My friend (45) is at the end of his tether and now keeps saying he doesn’t know how he can go on. He works in construction. He rents a small one bed apartment. He has three children. One is an adult, and the other two are young teenagers that he pays maintenance for. He also has his grandfather in a care home/sheltered accommodation (not sure which) who he has to pay rent for. So he’s essentially paying his rent, his grandfather’s rent and child maintenance. He has a car that has broken down and he can’t afford to replace. He keeps doing temporary fixes on it but they don’t last as the car is on its last legs. He has bills coming in, can barely afford to eat, and can’t sleep from the stress.
This morning he contacted me saying he doesn’t know how to continue, said something about bailiffs and he felt sick with stress. I’m so worried about him. He was suicidal when his previous relationship broke down and his ex moved abroad with his two younger children, and he attempted twice to kill himself. I’m worried he seems to be heading to that place again but don’t know how to help him. I’ve given him money to help pay bills where I can but I can’t afford to keep doing this myself.
Can anyone advise me on any financial support he/his grandfather may be entitled to to help with his living costs/rent as the burden of this seems to be the area that is really adding strain to my friend.

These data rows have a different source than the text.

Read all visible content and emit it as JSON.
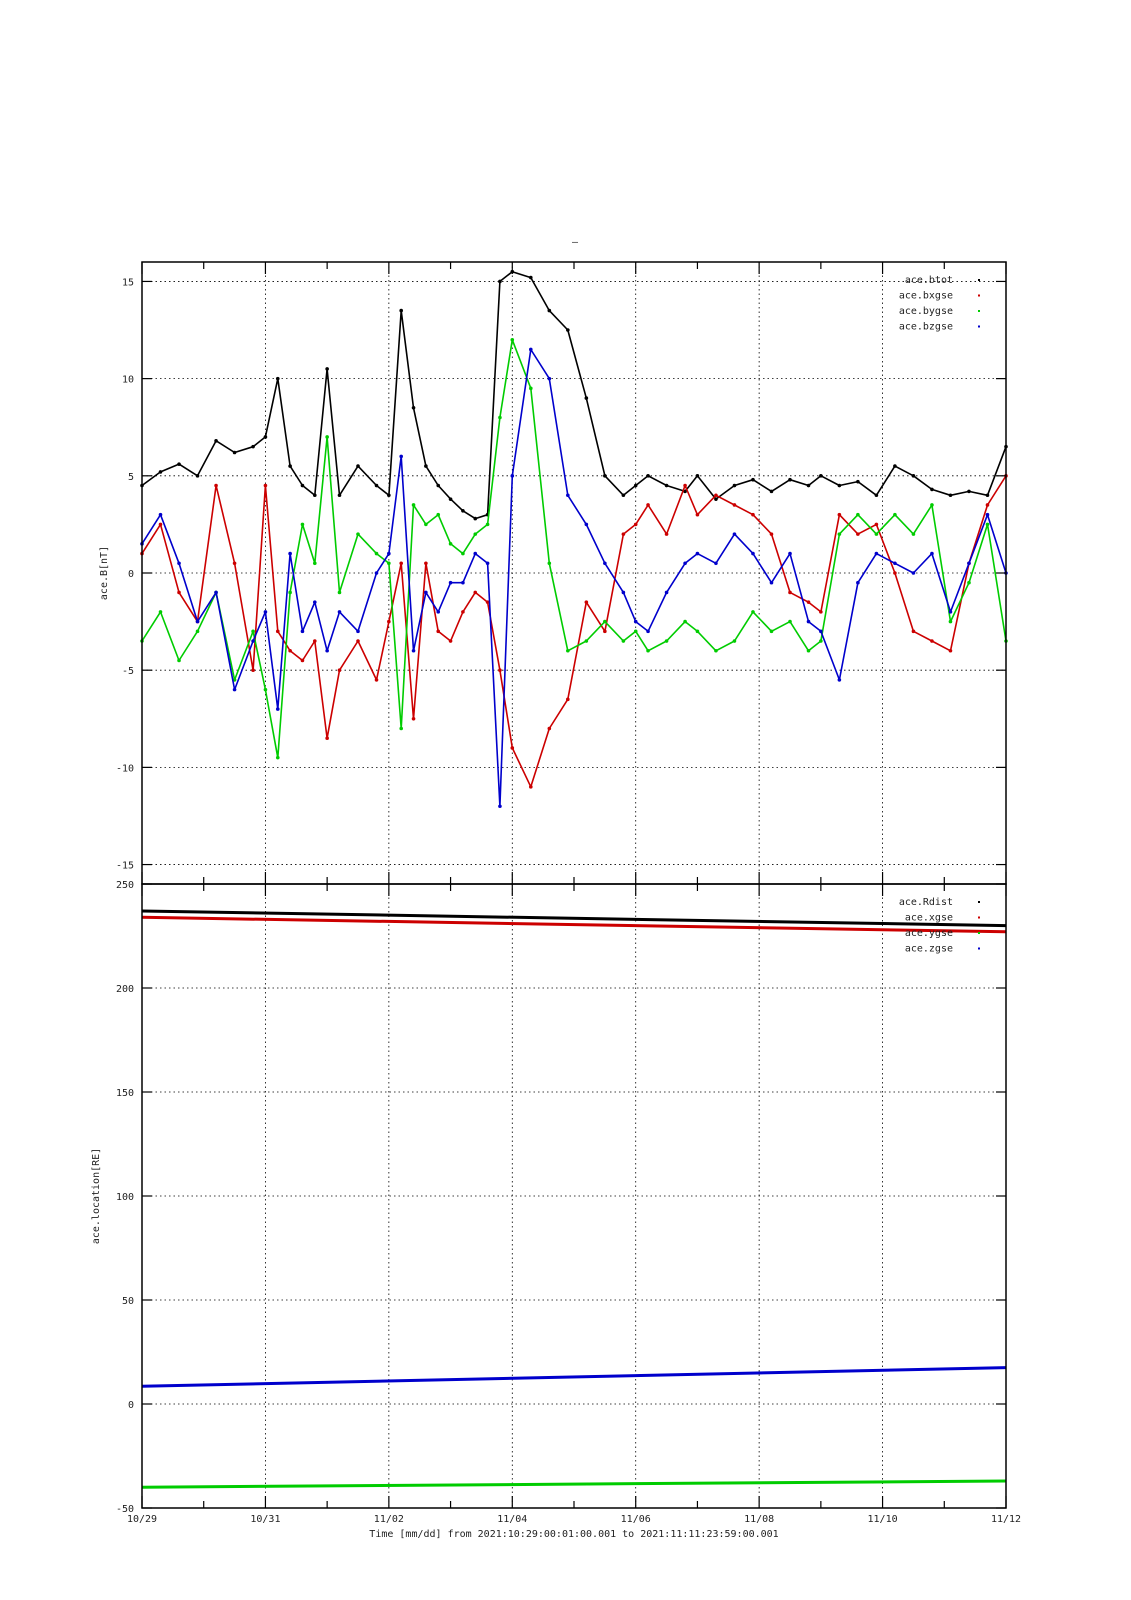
{
  "page_title": "–",
  "xlabel": "Time [mm/dd]  from 2021:10:29:00:01:00.001  to  2021:11:11:23:59:00.001",
  "x_ticks": [
    "10/29",
    "10/31",
    "11/02",
    "11/04",
    "11/06",
    "11/08",
    "11/10",
    "11/12"
  ],
  "colors": {
    "black": "#000000",
    "red": "#cc0000",
    "green": "#00cc00",
    "blue": "#0000cc"
  },
  "chart_data": [
    {
      "type": "scatter",
      "title": "",
      "ylabel": "ace.B[nT]",
      "xlim": [
        0,
        14
      ],
      "ylim": [
        -16,
        16
      ],
      "y_ticks": [
        "15",
        "10",
        "5",
        "0",
        "-5",
        "-10",
        "-15"
      ],
      "y_tick_values": [
        15,
        10,
        5,
        0,
        -5,
        -10,
        -15
      ],
      "grid": true,
      "legend": "top-right",
      "series": [
        {
          "name": "ace.btot",
          "color": "#000000",
          "x": [
            0,
            0.3,
            0.6,
            0.9,
            1.2,
            1.5,
            1.8,
            2.0,
            2.2,
            2.4,
            2.6,
            2.8,
            3.0,
            3.2,
            3.5,
            3.8,
            4.0,
            4.2,
            4.4,
            4.6,
            4.8,
            5.0,
            5.2,
            5.4,
            5.6,
            5.8,
            6.0,
            6.3,
            6.6,
            6.9,
            7.2,
            7.5,
            7.8,
            8.0,
            8.2,
            8.5,
            8.8,
            9.0,
            9.3,
            9.6,
            9.9,
            10.2,
            10.5,
            10.8,
            11.0,
            11.3,
            11.6,
            11.9,
            12.2,
            12.5,
            12.8,
            13.1,
            13.4,
            13.7,
            14.0
          ],
          "y": [
            4.5,
            5.2,
            5.6,
            5.0,
            6.8,
            6.2,
            6.5,
            7.0,
            10.0,
            5.5,
            4.5,
            4.0,
            10.5,
            4.0,
            5.5,
            4.5,
            4.0,
            13.5,
            8.5,
            5.5,
            4.5,
            3.8,
            3.2,
            2.8,
            3.0,
            15.0,
            15.5,
            15.2,
            13.5,
            12.5,
            9.0,
            5.0,
            4.0,
            4.5,
            5.0,
            4.5,
            4.2,
            5.0,
            3.8,
            4.5,
            4.8,
            4.2,
            4.8,
            4.5,
            5.0,
            4.5,
            4.7,
            4.0,
            5.5,
            5.0,
            4.3,
            4.0,
            4.2,
            4.0,
            6.5
          ]
        },
        {
          "name": "ace.bxgse",
          "color": "#cc0000",
          "x": [
            0,
            0.3,
            0.6,
            0.9,
            1.2,
            1.5,
            1.8,
            2.0,
            2.2,
            2.4,
            2.6,
            2.8,
            3.0,
            3.2,
            3.5,
            3.8,
            4.0,
            4.2,
            4.4,
            4.6,
            4.8,
            5.0,
            5.2,
            5.4,
            5.6,
            5.8,
            6.0,
            6.3,
            6.6,
            6.9,
            7.2,
            7.5,
            7.8,
            8.0,
            8.2,
            8.5,
            8.8,
            9.0,
            9.3,
            9.6,
            9.9,
            10.2,
            10.5,
            10.8,
            11.0,
            11.3,
            11.6,
            11.9,
            12.2,
            12.5,
            12.8,
            13.1,
            13.4,
            13.7,
            14.0
          ],
          "y": [
            1.0,
            2.5,
            -1.0,
            -2.5,
            4.5,
            0.5,
            -5.0,
            4.5,
            -3.0,
            -4.0,
            -4.5,
            -3.5,
            -8.5,
            -5.0,
            -3.5,
            -5.5,
            -2.5,
            0.5,
            -7.5,
            0.5,
            -3.0,
            -3.5,
            -2.0,
            -1.0,
            -1.5,
            -5.0,
            -9.0,
            -11.0,
            -8.0,
            -6.5,
            -1.5,
            -3.0,
            2.0,
            2.5,
            3.5,
            2.0,
            4.5,
            3.0,
            4.0,
            3.5,
            3.0,
            2.0,
            -1.0,
            -1.5,
            -2.0,
            3.0,
            2.0,
            2.5,
            0.0,
            -3.0,
            -3.5,
            -4.0,
            0.5,
            3.5,
            5.0
          ]
        },
        {
          "name": "ace.bygse",
          "color": "#00cc00",
          "x": [
            0,
            0.3,
            0.6,
            0.9,
            1.2,
            1.5,
            1.8,
            2.0,
            2.2,
            2.4,
            2.6,
            2.8,
            3.0,
            3.2,
            3.5,
            3.8,
            4.0,
            4.2,
            4.4,
            4.6,
            4.8,
            5.0,
            5.2,
            5.4,
            5.6,
            5.8,
            6.0,
            6.3,
            6.6,
            6.9,
            7.2,
            7.5,
            7.8,
            8.0,
            8.2,
            8.5,
            8.8,
            9.0,
            9.3,
            9.6,
            9.9,
            10.2,
            10.5,
            10.8,
            11.0,
            11.3,
            11.6,
            11.9,
            12.2,
            12.5,
            12.8,
            13.1,
            13.4,
            13.7,
            14.0
          ],
          "y": [
            -3.5,
            -2.0,
            -4.5,
            -3.0,
            -1.0,
            -5.5,
            -3.0,
            -6.0,
            -9.5,
            -1.0,
            2.5,
            0.5,
            7.0,
            -1.0,
            2.0,
            1.0,
            0.5,
            -8.0,
            3.5,
            2.5,
            3.0,
            1.5,
            1.0,
            2.0,
            2.5,
            8.0,
            12.0,
            9.5,
            0.5,
            -4.0,
            -3.5,
            -2.5,
            -3.5,
            -3.0,
            -4.0,
            -3.5,
            -2.5,
            -3.0,
            -4.0,
            -3.5,
            -2.0,
            -3.0,
            -2.5,
            -4.0,
            -3.5,
            2.0,
            3.0,
            2.0,
            3.0,
            2.0,
            3.5,
            -2.5,
            -0.5,
            2.5,
            -3.5
          ]
        },
        {
          "name": "ace.bzgse",
          "color": "#0000cc",
          "x": [
            0,
            0.3,
            0.6,
            0.9,
            1.2,
            1.5,
            1.8,
            2.0,
            2.2,
            2.4,
            2.6,
            2.8,
            3.0,
            3.2,
            3.5,
            3.8,
            4.0,
            4.2,
            4.4,
            4.6,
            4.8,
            5.0,
            5.2,
            5.4,
            5.6,
            5.8,
            6.0,
            6.3,
            6.6,
            6.9,
            7.2,
            7.5,
            7.8,
            8.0,
            8.2,
            8.5,
            8.8,
            9.0,
            9.3,
            9.6,
            9.9,
            10.2,
            10.5,
            10.8,
            11.0,
            11.3,
            11.6,
            11.9,
            12.2,
            12.5,
            12.8,
            13.1,
            13.4,
            13.7,
            14.0
          ],
          "y": [
            1.5,
            3.0,
            0.5,
            -2.5,
            -1.0,
            -6.0,
            -3.5,
            -2.0,
            -7.0,
            1.0,
            -3.0,
            -1.5,
            -4.0,
            -2.0,
            -3.0,
            0.0,
            1.0,
            6.0,
            -4.0,
            -1.0,
            -2.0,
            -0.5,
            -0.5,
            1.0,
            0.5,
            -12.0,
            5.0,
            11.5,
            10.0,
            4.0,
            2.5,
            0.5,
            -1.0,
            -2.5,
            -3.0,
            -1.0,
            0.5,
            1.0,
            0.5,
            2.0,
            1.0,
            -0.5,
            1.0,
            -2.5,
            -3.0,
            -5.5,
            -0.5,
            1.0,
            0.5,
            0.0,
            1.0,
            -2.0,
            0.5,
            3.0,
            0.0
          ]
        }
      ]
    },
    {
      "type": "line",
      "title": "",
      "ylabel": "ace.location[RE]",
      "xlim": [
        0,
        14
      ],
      "ylim": [
        -50,
        250
      ],
      "y_ticks": [
        "250",
        "200",
        "150",
        "100",
        "50",
        "0",
        "-50"
      ],
      "y_tick_values": [
        250,
        200,
        150,
        100,
        50,
        0,
        -50
      ],
      "grid": true,
      "legend": "top-right",
      "series": [
        {
          "name": "ace.Rdist",
          "color": "#000000",
          "x": [
            0,
            14
          ],
          "y": [
            237,
            230
          ]
        },
        {
          "name": "ace.xgse",
          "color": "#cc0000",
          "x": [
            0,
            14
          ],
          "y": [
            234,
            227
          ]
        },
        {
          "name": "ace.ygse",
          "color": "#00cc00",
          "x": [
            0,
            14
          ],
          "y": [
            -40,
            -37
          ]
        },
        {
          "name": "ace.zgse",
          "color": "#0000cc",
          "x": [
            0,
            14
          ],
          "y": [
            8.5,
            17.5
          ]
        }
      ]
    }
  ]
}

He says he looked into financial support for him before but there was nothing available, which seems crazy. His grandfather has no assets or income other than his state pension. His grandfather has two children and then a number of grandchildren, but due to childhood abuse, my friend was brought up by his grandparents, doesn’t see his mother (grandfather’s daughter) and he doesn’t seem to have any relationship with anyone else in the family. I’ve asked why the burden of his grandfather’s rent is solely on my friend but he always shuts down when we talk about his family so I have no answers regarding that.
Can anyone advise me on anything that may help my friend. Thank you.